Because when conflict disrupts daily life, children’s needs are universal.
They need safety. Stability. Routine. Care.
And someone to stand with them while uncertainty continues.

Cambodia: Reaching Families Displaced from Home
In Cambodia, World Vision Cambodia has been supporting families displaced by the border tensions across provinces including Banteay Meanchey, Preah Vihear, Siem Reap, Battambang, and Oddar Meanchey.
As of January 2026, approximately 140,000 people have been reached, including 50,000 children, as well as pregnant and breastfeeding women, older persons, and people living with disabilities.
Support has focused on the priorities families themselves identified:
- Child protection and psychosocial support for children experiencing fear and disruption
- Cash assistance to help families meet urgent daily needs with dignity
- Emergency shelter materials and essential household items
- Water, sanitation and hygiene (WASH) services
- Access to temporary education and health support
World Vision assistance has covered nearly half of displacement sites in affected areas, an important contribution in a rapidly evolving humanitarian situation.
To ensure support reached those most in need, World Vision Cambodia co-led a national Rapid Needs Assessment with partners, identifying priority gaps and vulnerable households so assistance could be targeted fairly and effectively.
At the same time, additional resources are being mobilised to protect the nutrition and health of young children and mothers. This includes:
- Supplementary feeding and micronutrient support for children under five
- Nutrition support for pregnant and breastfeeding women in safety centres
- Essential care for newborn babies born during displacement
Because even in crisis, life continues. Babies are born. Children grow. Families endure.
Thailand: Relief, Protection, and the Path to Recovery

On the Thai side, the situation has eased somewhat following the ceasefire announced on 27 December 2025. Yet conditions remain fragile across several border provinces, where communities are still required to remain ready for evacuation if tensions escalate again.
Although some families have returned home, many, especially children, older persons, and people with disabilities, continue to need support. Health facilities are not fully operational in some areas, and several schools remain partially closed, forcing children into online learning environments that are often inadequate and isolating.
In response, World Vision Foundation of Thailand provided humanitarian assistance between 8 December 2025 and 6 January 2026 across multiple border provinces.
Key impacts include:
- 22,299 people reached across 62 evacuation centres in five provinces, Including 5,565 children and 16,734 adults
- Distribution of essential supplies such as drinking water, food, rice, milk, survival kits, and hygiene items
- Child-Friendly Space activities in 32 evacuation centres, supporting 3,094 children with psychosocial care, safe play, and learning opportunities
- Activities for 96 parents and caregivers, including stress-relief sessions, livelihood skills, and parent-child bonding activities
These interventions aim not only to meet immediate needs but also to restore a sense of normalcy, something children urgently require after experiencing displacement and fear.
As conditions gradually stabilise, the response is shifting toward early recovery. This includes following up with families returning home, strengthening community resilience, and capturing lessons learned to improve child protection systems in future emergencies.
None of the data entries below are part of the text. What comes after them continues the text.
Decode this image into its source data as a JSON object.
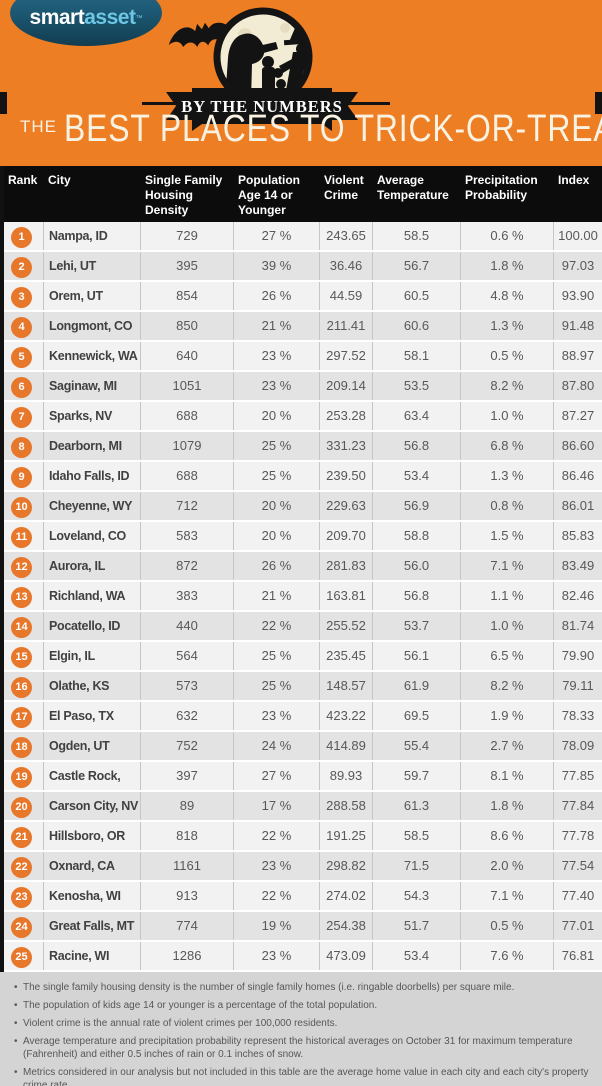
{
  "brand": {
    "smart": "smart",
    "asset": "asset",
    "tm": "™"
  },
  "ribbon_label": "BY THE NUMBERS",
  "title": {
    "the": "THE",
    "main": "BEST PLACES TO TRICK-OR-TREAT"
  },
  "colors": {
    "background_orange": "#ee7e23",
    "badge_orange": "#e7772a",
    "table_header_black": "#0c0c0c",
    "logo_blue": "#1d5a75",
    "logo_accent_blue": "#6cc7e6",
    "row_light": "#f2f2f2",
    "row_dark": "#e3e3e3",
    "footer_gray": "#d4d4d4",
    "moon_cream": "#f3ecd5",
    "title_cream": "#f8f2e3"
  },
  "chart_data": {
    "type": "table",
    "title": "The Best Places to Trick-or-Treat",
    "columns": [
      "Rank",
      "City",
      "Single Family Housing Density",
      "Population Age 14 or Younger",
      "Violent Crime",
      "Average Temperature",
      "Precipitation Probability",
      "Index"
    ],
    "rows": [
      [
        "1",
        "Nampa, ID",
        "729",
        "27 %",
        "243.65",
        "58.5",
        "0.6 %",
        "100.00"
      ],
      [
        "2",
        "Lehi, UT",
        "395",
        "39 %",
        "36.46",
        "56.7",
        "1.8 %",
        "97.03"
      ],
      [
        "3",
        "Orem, UT",
        "854",
        "26 %",
        "44.59",
        "60.5",
        "4.8 %",
        "93.90"
      ],
      [
        "4",
        "Longmont, CO",
        "850",
        "21 %",
        "211.41",
        "60.6",
        "1.3 %",
        "91.48"
      ],
      [
        "5",
        "Kennewick, WA",
        "640",
        "23 %",
        "297.52",
        "58.1",
        "0.5 %",
        "88.97"
      ],
      [
        "6",
        "Saginaw, MI",
        "1051",
        "23 %",
        "209.14",
        "53.5",
        "8.2 %",
        "87.80"
      ],
      [
        "7",
        "Sparks, NV",
        "688",
        "20 %",
        "253.28",
        "63.4",
        "1.0 %",
        "87.27"
      ],
      [
        "8",
        "Dearborn, MI",
        "1079",
        "25 %",
        "331.23",
        "56.8",
        "6.8 %",
        "86.60"
      ],
      [
        "9",
        "Idaho Falls, ID",
        "688",
        "25 %",
        "239.50",
        "53.4",
        "1.3 %",
        "86.46"
      ],
      [
        "10",
        "Cheyenne, WY",
        "712",
        "20 %",
        "229.63",
        "56.9",
        "0.8 %",
        "86.01"
      ],
      [
        "11",
        "Loveland, CO",
        "583",
        "20 %",
        "209.70",
        "58.8",
        "1.5 %",
        "85.83"
      ],
      [
        "12",
        "Aurora, IL",
        "872",
        "26 %",
        "281.83",
        "56.0",
        "7.1 %",
        "83.49"
      ],
      [
        "13",
        "Richland, WA",
        "383",
        "21 %",
        "163.81",
        "56.8",
        "1.1 %",
        "82.46"
      ],
      [
        "14",
        "Pocatello, ID",
        "440",
        "22 %",
        "255.52",
        "53.7",
        "1.0 %",
        "81.74"
      ],
      [
        "15",
        "Elgin, IL",
        "564",
        "25 %",
        "235.45",
        "56.1",
        "6.5 %",
        "79.90"
      ],
      [
        "16",
        "Olathe, KS",
        "573",
        "25 %",
        "148.57",
        "61.9",
        "8.2 %",
        "79.11"
      ],
      [
        "17",
        "El Paso, TX",
        "632",
        "23 %",
        "423.22",
        "69.5",
        "1.9 %",
        "78.33"
      ],
      [
        "18",
        "Ogden, UT",
        "752",
        "24 %",
        "414.89",
        "55.4",
        "2.7 %",
        "78.09"
      ],
      [
        "19",
        "Castle Rock, CO",
        "397",
        "27 %",
        "89.93",
        "59.7",
        "8.1 %",
        "77.85"
      ],
      [
        "20",
        "Carson City, NV",
        "89",
        "17 %",
        "288.58",
        "61.3",
        "1.8 %",
        "77.84"
      ],
      [
        "21",
        "Hillsboro, OR",
        "818",
        "22 %",
        "191.25",
        "58.5",
        "8.6 %",
        "77.78"
      ],
      [
        "22",
        "Oxnard, CA",
        "1161",
        "23 %",
        "298.82",
        "71.5",
        "2.0 %",
        "77.54"
      ],
      [
        "23",
        "Kenosha, WI",
        "913",
        "22 %",
        "274.02",
        "54.3",
        "7.1 %",
        "77.40"
      ],
      [
        "24",
        "Great Falls, MT",
        "774",
        "19 %",
        "254.38",
        "51.7",
        "0.5 %",
        "77.01"
      ],
      [
        "25",
        "Racine, WI",
        "1286",
        "23 %",
        "473.09",
        "53.4",
        "7.6 %",
        "76.81"
      ]
    ]
  },
  "footer": {
    "notes": [
      "The single family housing density is the number of single family homes (i.e. ringable doorbells) per square mile.",
      "The population of kids age 14 or younger is a percentage of the total population.",
      "Violent crime is the annual rate of violent crimes per 100,000 residents.",
      "Average temperature and precipitation probability represent the historical averages on October 31 for maximum temperature (Fahrenheit) and either 0.5 inches of rain or 0.1 inches of snow.",
      "Metrics considered in our analysis but not included in this table are the average home value in each city and each city's property crime rate."
    ]
  }
}
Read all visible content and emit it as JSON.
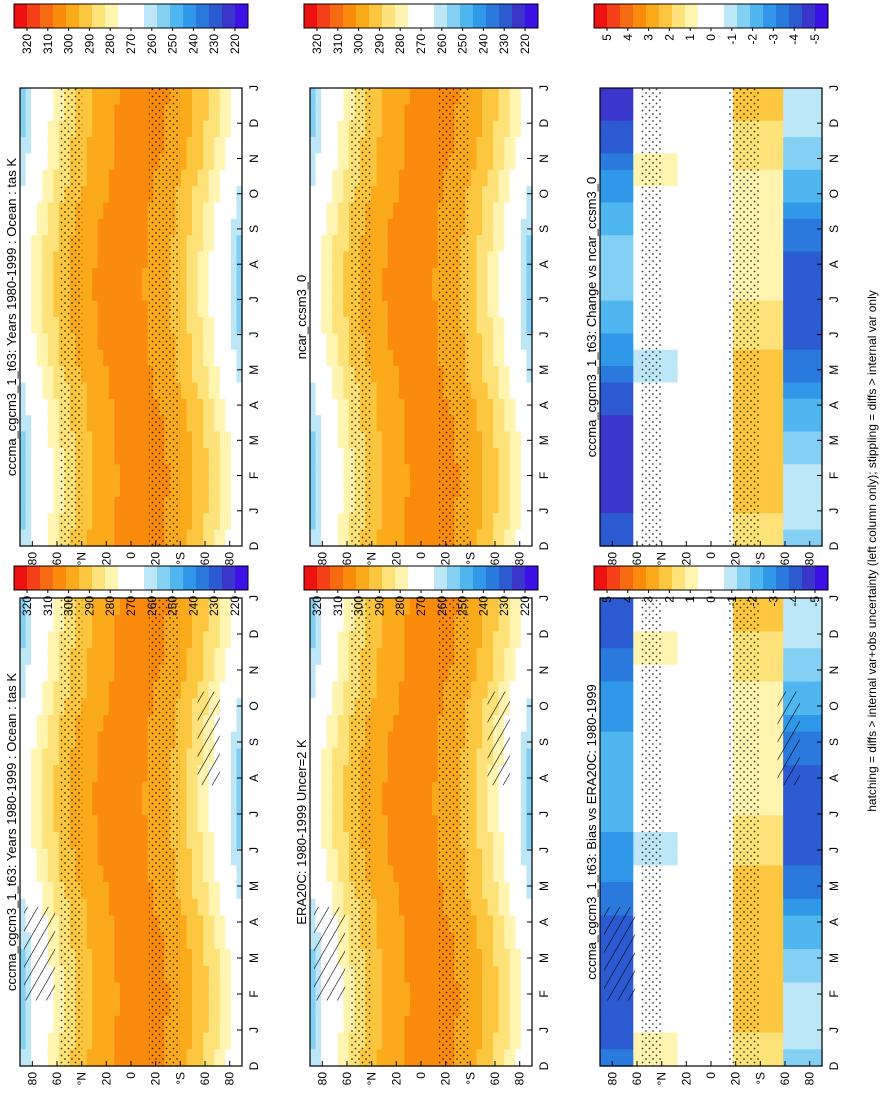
{
  "footer_note": "hatching = diffs > internal var+obs uncertainty (left column only); stippling = diffs > internal var only",
  "colorbar_abs": {
    "labels": [
      "320",
      "310",
      "300",
      "290",
      "280",
      "270",
      "260",
      "250",
      "240",
      "230",
      "220"
    ],
    "colors": [
      "#ee1111",
      "#f6401a",
      "#f86a12",
      "#fa8b0c",
      "#fbaa1c",
      "#fcc63e",
      "#fde27a",
      "#fff4b0",
      "#ffffff",
      "#ffffff",
      "#bde6f7",
      "#84d0f4",
      "#4fb6ef",
      "#2f98e8",
      "#2a79dc",
      "#2c5ad0",
      "#3a36cc",
      "#3c10e6"
    ]
  },
  "colorbar_diff": {
    "labels": [
      "5",
      "4",
      "3",
      "2",
      "1",
      "0",
      "-1",
      "-2",
      "-3",
      "-4",
      "-5"
    ],
    "colors": [
      "#ee1111",
      "#f6401a",
      "#f86a12",
      "#fa8b0c",
      "#fbaa1c",
      "#fcc63e",
      "#fde27a",
      "#fff4b0",
      "#ffffff",
      "#ffffff",
      "#bde6f7",
      "#84d0f4",
      "#4fb6ef",
      "#2f98e8",
      "#2a79dc",
      "#2c5ad0",
      "#3a36cc",
      "#3c10e6"
    ]
  },
  "chart_data": [
    {
      "type": "heatmap",
      "title": "cccma_cgcm3_1_t63: Years 1980-1999 : Ocean : tas K",
      "x_ticks": [
        "D",
        "J",
        "F",
        "M",
        "A",
        "M",
        "J",
        "J",
        "A",
        "S",
        "O",
        "N",
        "D",
        "J"
      ],
      "y_ticks": [
        "80",
        "60",
        "°N",
        "20",
        "0",
        "20",
        "°S",
        "60",
        "80"
      ],
      "ylim": [
        -90,
        90
      ],
      "variable": "tas",
      "units": "K",
      "colorbar": "colorbar_abs",
      "hatching": true,
      "stippling": true
    },
    {
      "type": "heatmap",
      "title": "cccma_cgcm3_1_t63: Years 1980-1999 : Ocean : tas K",
      "x_ticks": [
        "D",
        "J",
        "F",
        "M",
        "A",
        "M",
        "J",
        "J",
        "A",
        "S",
        "O",
        "N",
        "D",
        "J"
      ],
      "y_ticks": [
        "80",
        "60",
        "°N",
        "20",
        "0",
        "20",
        "°S",
        "60",
        "80"
      ],
      "ylim": [
        -90,
        90
      ],
      "variable": "tas",
      "units": "K",
      "colorbar": "colorbar_abs",
      "hatching": false,
      "stippling": true
    },
    {
      "type": "heatmap",
      "title": "ERA20C: 1980-1999 Uncer=2 K",
      "x_ticks": [
        "D",
        "J",
        "F",
        "M",
        "A",
        "M",
        "J",
        "J",
        "A",
        "S",
        "O",
        "N",
        "D",
        "J"
      ],
      "y_ticks": [
        "80",
        "60",
        "°N",
        "20",
        "0",
        "20",
        "°S",
        "60",
        "80"
      ],
      "ylim": [
        -90,
        90
      ],
      "colorbar": "colorbar_abs",
      "hatching": true,
      "stippling": true
    },
    {
      "type": "heatmap",
      "title": "ncar_ccsm3_0",
      "x_ticks": [
        "D",
        "J",
        "F",
        "M",
        "A",
        "M",
        "J",
        "J",
        "A",
        "S",
        "O",
        "N",
        "D",
        "J"
      ],
      "y_ticks": [
        "80",
        "60",
        "°N",
        "20",
        "0",
        "20",
        "°S",
        "60",
        "80"
      ],
      "ylim": [
        -90,
        90
      ],
      "colorbar": "colorbar_abs",
      "hatching": false,
      "stippling": true
    },
    {
      "type": "heatmap",
      "title": "cccma_cgcm3_1_t63: Bias vs ERA20C: 1980-1999",
      "x_ticks": [
        "D",
        "J",
        "F",
        "M",
        "A",
        "M",
        "J",
        "J",
        "A",
        "S",
        "O",
        "N",
        "D",
        "J"
      ],
      "y_ticks": [
        "80",
        "60",
        "°N",
        "20",
        "0",
        "20",
        "°S",
        "60",
        "80"
      ],
      "ylim": [
        -90,
        90
      ],
      "colorbar": "colorbar_diff",
      "hatching": true,
      "stippling": true
    },
    {
      "type": "heatmap",
      "title": "cccma_cgcm3_1_t63: Change vs ncar_ccsm3_0",
      "x_ticks": [
        "D",
        "J",
        "F",
        "M",
        "A",
        "M",
        "J",
        "J",
        "A",
        "S",
        "O",
        "N",
        "D",
        "J"
      ],
      "y_ticks": [
        "80",
        "60",
        "°N",
        "20",
        "0",
        "20",
        "°S",
        "60",
        "80"
      ],
      "ylim": [
        -90,
        90
      ],
      "colorbar": "colorbar_diff",
      "hatching": false,
      "stippling": true
    }
  ]
}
The Invisible Impact: Fear, Loss, and Resilience
Numbers help us understand scale, but they cannot fully capture what families carry inside.
Children who wake up at night remembering loud explosions.
Parents worrying about lost income and uncertain futures.
Communities navigating the tension between hope and caution.
Yet there is also resilience.
Children laughing again in temporary learning spaces.
Mothers supporting one another in evacuation centres.
Families rebuilding routines from almost nothing.
Across Cambodia and Thailand, the goal remains the same: to protect children, support families, and help communities recover safely and with dignity.
For Na’s family, peace still feels fragile. Their home remains out of reach.
But for now, they have shelter. Clean water. A safe place for their daughter to learn.
And sometimes, in the middle of displacement, that is where hope quietly begins.